Meltdown and Spectre have caused headaches for device manufacturers as well as companies which develop software. While numerous firms have rolled out patches to mitigate the effects of the vulnerabilities, things haven't gone too smoothly.
One such example is Microsoft's Meltdown patch for Windows 7 and Windows Server 2008 R2, which inadvertently paved the way to further exploits.

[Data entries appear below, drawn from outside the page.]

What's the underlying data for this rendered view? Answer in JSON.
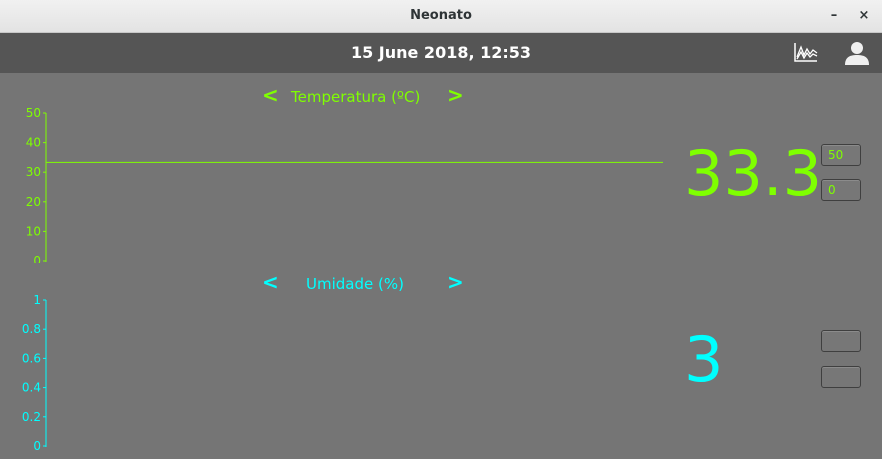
{
  "window": {
    "title": "Neonato",
    "minimize_label": "–",
    "close_label": "×"
  },
  "header": {
    "datetime": "15 June 2018, 12:53",
    "chart_icon": "chart-icon",
    "user_icon": "user-icon"
  },
  "temperature": {
    "title": "Temperatura (ºC)",
    "prev_label": "<",
    "next_label": ">",
    "value": "33.3",
    "upper_limit": "50",
    "lower_limit": "0",
    "color": "#7fff00"
  },
  "humidity": {
    "title": "Umidade (%)",
    "prev_label": "<",
    "next_label": ">",
    "value": "3",
    "upper_limit": "",
    "lower_limit": "",
    "color": "#00ffff"
  },
  "chart_data": [
    {
      "type": "line",
      "title": "Temperatura (ºC)",
      "ylim": [
        0,
        50
      ],
      "yticks": [
        "50",
        "40",
        "30",
        "20",
        "10",
        "0"
      ],
      "series": [
        {
          "values": [
            33.3,
            33.3
          ]
        }
      ]
    },
    {
      "type": "line",
      "title": "Umidade (%)",
      "ylim": [
        0,
        1
      ],
      "yticks": [
        "1",
        "0.8",
        "0.6",
        "0.4",
        "0.2",
        "0"
      ],
      "series": []
    }
  ]
}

Security researcher Ulf Frisk noticed that Microsoft's January patches for Meltdown allowed infected processes to read and write into the physical memory, which could also lead to elevation of privileges. Importantly, this bug was extremely easy to exploit and didn't require any "fancy API or syscalls".
While Microsoft fixed this issue in March's Patch Tuesday, systems running January and February patches have been vulnerable to it, until now. The company has released the KB4100480 update for the following products:
- Windows 7 for x64-based Systems Service Pack 1
- Windows Server 2008 R2 for x64-based Systems Service Pack 1
- Windows Server 2008 R2 for x64-based Systems Service Pack 1 (Server Core installation)
Microsoft has explained the vulnerability as follows:
An elevation of privilege vulnerability exists when the Windows kernel fails to properly handle objects in memory. An attacker who successfully exploited this vulnerability could run arbitrary code in kernel mode. An attacker could then install programs; view, change, or delete data; or create new accounts with full user rights.
To exploit this vulnerability, an attacker would first have to log on to the system. An attacker could then run a specially crafted application to take control of an affected system.
The update addresses the vulnerability by correcting how the Windows kernel handles objects in memory.
Microsoft has advised affected users to install the update immediately and has classified the severity of the issue as "Important". Systems other than those mentioned above are safe from this exploit, and only Windows 7 and Windows Server 2008 R2 computers running January or February patches are affected. Machines running older patches are unaffected from this particular vulnerability too, since it was the January patch that introduced the memory bug in the first place.